The cloud configuration drift problem
Making sure that IaC templates contain safe configuration options is only the first step toward a good security posture in the cloud. Continuous monitoring of the deployed cloud resources and instances for any post-deployment configuration changes that could impact their security is also very important. According to Accurics’ findings, posture drift is a common phenomenon seen in over 90% of cloud deployments that were provisioned through code.
“The reality is that privileged users do make changes directly to cloud infrastructure in production without updating the code that was defined to provision it,” the company said in its report. “In some cases, the changes are authorized and legitimate, whereas in other cases, the changes introduce risk. Either way, the cloud posture drifts from the secure baseline defined through code which was intended to be the single source of truth.”
For example, the manual addition of more IAM roles than were initially provisioned is a common practice that exists in almost all environments, Aggarwal says. It’s also common for privileged users to add a new resource or delete a resource from a running environment.
Accurics found that 77% of the cloud resources that drifted from their secure baseline included instances (37%), application load balancers (19%), security groups (15%) and cloud storage services (5.5%).
The reason for some of these drifts is partly cultural and the result of the work habits of administrators and infrastructure engineers. Just like DevOps itself involves a cultural change, the practice of manually changing configurations without documenting them could decrease in frequency as time goes on as a result of new policies. However, there are also other reasons for manual changes, including an attacker trying to escalate their privileges, so monitoring running cloud instances and resources for configuration changes will remain important.
The longer it takes to detect an insecure and undocumented configuration change made directly into a running environment, the harder it is to fix or revert it later because other changes might depend on it and because the original intent of the person who made the change might get lost. According to Accurics’ report, only 4% of issues reported in production are being addressed.
“This is unsurprising since tracing an issue back to the developer who misconfigured the infrastructure in question is difficult to do and requires redeployment of the cloud–an expensive proposition,” the company said.
A parallel could be made to the code reuse practices that have accelerated modern software development allowing companies and independent developers to more easily create applications by using third-party libraries, components and frameworks. However, giving developers free reign on which third-party components to use created a vulnerability tracking and patching nightmare for organizations because many don’t have a software bill of materials and have lost track of the original reason why a particular version of a particular library was used in a particular application.

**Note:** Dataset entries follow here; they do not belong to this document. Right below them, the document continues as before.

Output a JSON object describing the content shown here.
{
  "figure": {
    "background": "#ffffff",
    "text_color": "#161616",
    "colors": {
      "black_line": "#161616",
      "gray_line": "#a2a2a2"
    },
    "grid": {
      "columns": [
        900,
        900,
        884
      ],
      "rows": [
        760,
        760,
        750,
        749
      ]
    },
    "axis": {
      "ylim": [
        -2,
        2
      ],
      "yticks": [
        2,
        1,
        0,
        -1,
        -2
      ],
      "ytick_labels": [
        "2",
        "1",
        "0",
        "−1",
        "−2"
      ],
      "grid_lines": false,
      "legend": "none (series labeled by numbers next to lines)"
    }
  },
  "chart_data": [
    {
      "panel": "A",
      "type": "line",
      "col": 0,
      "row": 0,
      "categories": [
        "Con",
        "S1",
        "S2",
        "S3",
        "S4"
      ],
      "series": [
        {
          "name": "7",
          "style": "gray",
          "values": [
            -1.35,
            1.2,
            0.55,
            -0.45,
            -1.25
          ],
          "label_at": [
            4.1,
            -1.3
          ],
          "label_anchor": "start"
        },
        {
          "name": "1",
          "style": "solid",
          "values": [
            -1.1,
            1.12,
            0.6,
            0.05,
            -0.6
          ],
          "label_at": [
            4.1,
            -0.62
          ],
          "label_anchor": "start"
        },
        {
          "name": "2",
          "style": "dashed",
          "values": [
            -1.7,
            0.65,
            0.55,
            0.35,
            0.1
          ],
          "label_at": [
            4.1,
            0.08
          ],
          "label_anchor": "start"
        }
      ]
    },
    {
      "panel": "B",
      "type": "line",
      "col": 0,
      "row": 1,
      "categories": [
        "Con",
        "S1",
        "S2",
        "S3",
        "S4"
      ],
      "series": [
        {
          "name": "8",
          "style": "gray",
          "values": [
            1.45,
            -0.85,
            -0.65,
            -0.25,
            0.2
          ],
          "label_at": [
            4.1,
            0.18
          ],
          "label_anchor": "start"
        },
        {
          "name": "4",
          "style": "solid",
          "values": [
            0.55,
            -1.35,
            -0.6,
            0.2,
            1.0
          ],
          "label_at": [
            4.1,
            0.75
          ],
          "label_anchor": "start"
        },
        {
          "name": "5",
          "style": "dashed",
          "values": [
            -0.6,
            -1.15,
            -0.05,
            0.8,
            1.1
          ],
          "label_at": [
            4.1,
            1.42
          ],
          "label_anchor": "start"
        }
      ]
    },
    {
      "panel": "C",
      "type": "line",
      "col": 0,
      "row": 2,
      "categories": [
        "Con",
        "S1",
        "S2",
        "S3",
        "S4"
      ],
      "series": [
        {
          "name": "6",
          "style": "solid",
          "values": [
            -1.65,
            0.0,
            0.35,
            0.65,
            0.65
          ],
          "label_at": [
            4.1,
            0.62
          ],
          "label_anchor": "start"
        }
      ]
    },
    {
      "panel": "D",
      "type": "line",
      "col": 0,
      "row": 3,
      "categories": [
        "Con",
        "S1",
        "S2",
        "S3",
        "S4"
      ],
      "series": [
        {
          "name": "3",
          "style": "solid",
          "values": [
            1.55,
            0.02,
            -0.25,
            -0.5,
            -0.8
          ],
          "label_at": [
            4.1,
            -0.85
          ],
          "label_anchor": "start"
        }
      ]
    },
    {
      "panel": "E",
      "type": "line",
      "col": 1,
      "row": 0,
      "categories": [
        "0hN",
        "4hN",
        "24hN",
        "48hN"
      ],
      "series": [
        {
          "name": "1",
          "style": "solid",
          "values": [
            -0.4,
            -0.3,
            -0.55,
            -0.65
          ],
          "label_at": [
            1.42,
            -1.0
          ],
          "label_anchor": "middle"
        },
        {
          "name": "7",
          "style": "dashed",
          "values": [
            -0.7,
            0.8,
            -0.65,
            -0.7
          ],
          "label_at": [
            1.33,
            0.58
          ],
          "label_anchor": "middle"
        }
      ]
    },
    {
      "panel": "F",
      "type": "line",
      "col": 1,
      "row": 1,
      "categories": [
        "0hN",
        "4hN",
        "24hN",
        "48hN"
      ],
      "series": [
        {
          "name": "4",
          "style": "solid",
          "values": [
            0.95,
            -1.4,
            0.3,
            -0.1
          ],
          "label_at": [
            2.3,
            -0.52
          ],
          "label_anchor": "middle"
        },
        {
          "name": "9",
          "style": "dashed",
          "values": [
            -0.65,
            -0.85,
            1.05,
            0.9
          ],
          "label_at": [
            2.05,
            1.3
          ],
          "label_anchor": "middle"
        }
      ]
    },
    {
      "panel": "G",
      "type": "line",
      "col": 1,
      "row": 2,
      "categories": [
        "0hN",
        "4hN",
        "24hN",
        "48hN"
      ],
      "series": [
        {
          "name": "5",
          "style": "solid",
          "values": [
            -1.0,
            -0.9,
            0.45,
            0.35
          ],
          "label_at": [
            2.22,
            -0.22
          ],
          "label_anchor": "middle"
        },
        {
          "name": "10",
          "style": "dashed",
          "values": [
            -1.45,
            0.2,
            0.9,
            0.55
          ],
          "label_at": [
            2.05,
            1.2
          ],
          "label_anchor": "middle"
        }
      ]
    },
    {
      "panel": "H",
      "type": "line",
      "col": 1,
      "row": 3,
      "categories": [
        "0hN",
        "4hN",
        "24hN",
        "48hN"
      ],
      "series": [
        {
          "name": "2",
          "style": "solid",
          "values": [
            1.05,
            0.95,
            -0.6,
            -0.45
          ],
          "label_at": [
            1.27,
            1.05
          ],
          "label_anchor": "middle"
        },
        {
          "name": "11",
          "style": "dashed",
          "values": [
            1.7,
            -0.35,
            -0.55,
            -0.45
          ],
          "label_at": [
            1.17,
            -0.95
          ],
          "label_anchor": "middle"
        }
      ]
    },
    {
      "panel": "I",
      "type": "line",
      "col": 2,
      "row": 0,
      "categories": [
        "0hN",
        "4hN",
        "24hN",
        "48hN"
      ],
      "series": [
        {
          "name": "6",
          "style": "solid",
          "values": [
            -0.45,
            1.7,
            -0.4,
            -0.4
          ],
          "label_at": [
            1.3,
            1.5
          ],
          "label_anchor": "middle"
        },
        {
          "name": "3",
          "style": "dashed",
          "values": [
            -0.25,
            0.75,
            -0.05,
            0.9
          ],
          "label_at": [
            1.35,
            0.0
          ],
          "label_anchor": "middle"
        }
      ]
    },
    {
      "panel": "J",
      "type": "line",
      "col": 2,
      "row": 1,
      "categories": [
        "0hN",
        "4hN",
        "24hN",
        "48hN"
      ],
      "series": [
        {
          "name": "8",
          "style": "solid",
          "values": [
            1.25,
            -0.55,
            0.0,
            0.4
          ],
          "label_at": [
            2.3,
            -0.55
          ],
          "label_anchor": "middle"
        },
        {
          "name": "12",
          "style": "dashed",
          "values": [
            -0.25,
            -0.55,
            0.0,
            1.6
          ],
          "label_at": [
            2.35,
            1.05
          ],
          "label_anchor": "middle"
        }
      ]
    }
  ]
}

The growing use of various container and serveless technologies and different provisioning templates could result in a similar situation. A survey by the Cloud Native Computing Foundation (CNCF) last year found that 41% of organizations were using serverless technologies and 84% of organizations were using containers. This was before the COVID-19 pandemic which most experts believe has accelerated the adoption of cloud computing services.
Accurics also found that more than 80% of organizations use more than one type of infrastructure as code technology, such as Terraform, Kubernetes YAML, Dockerfile and OpenFaaS YAML.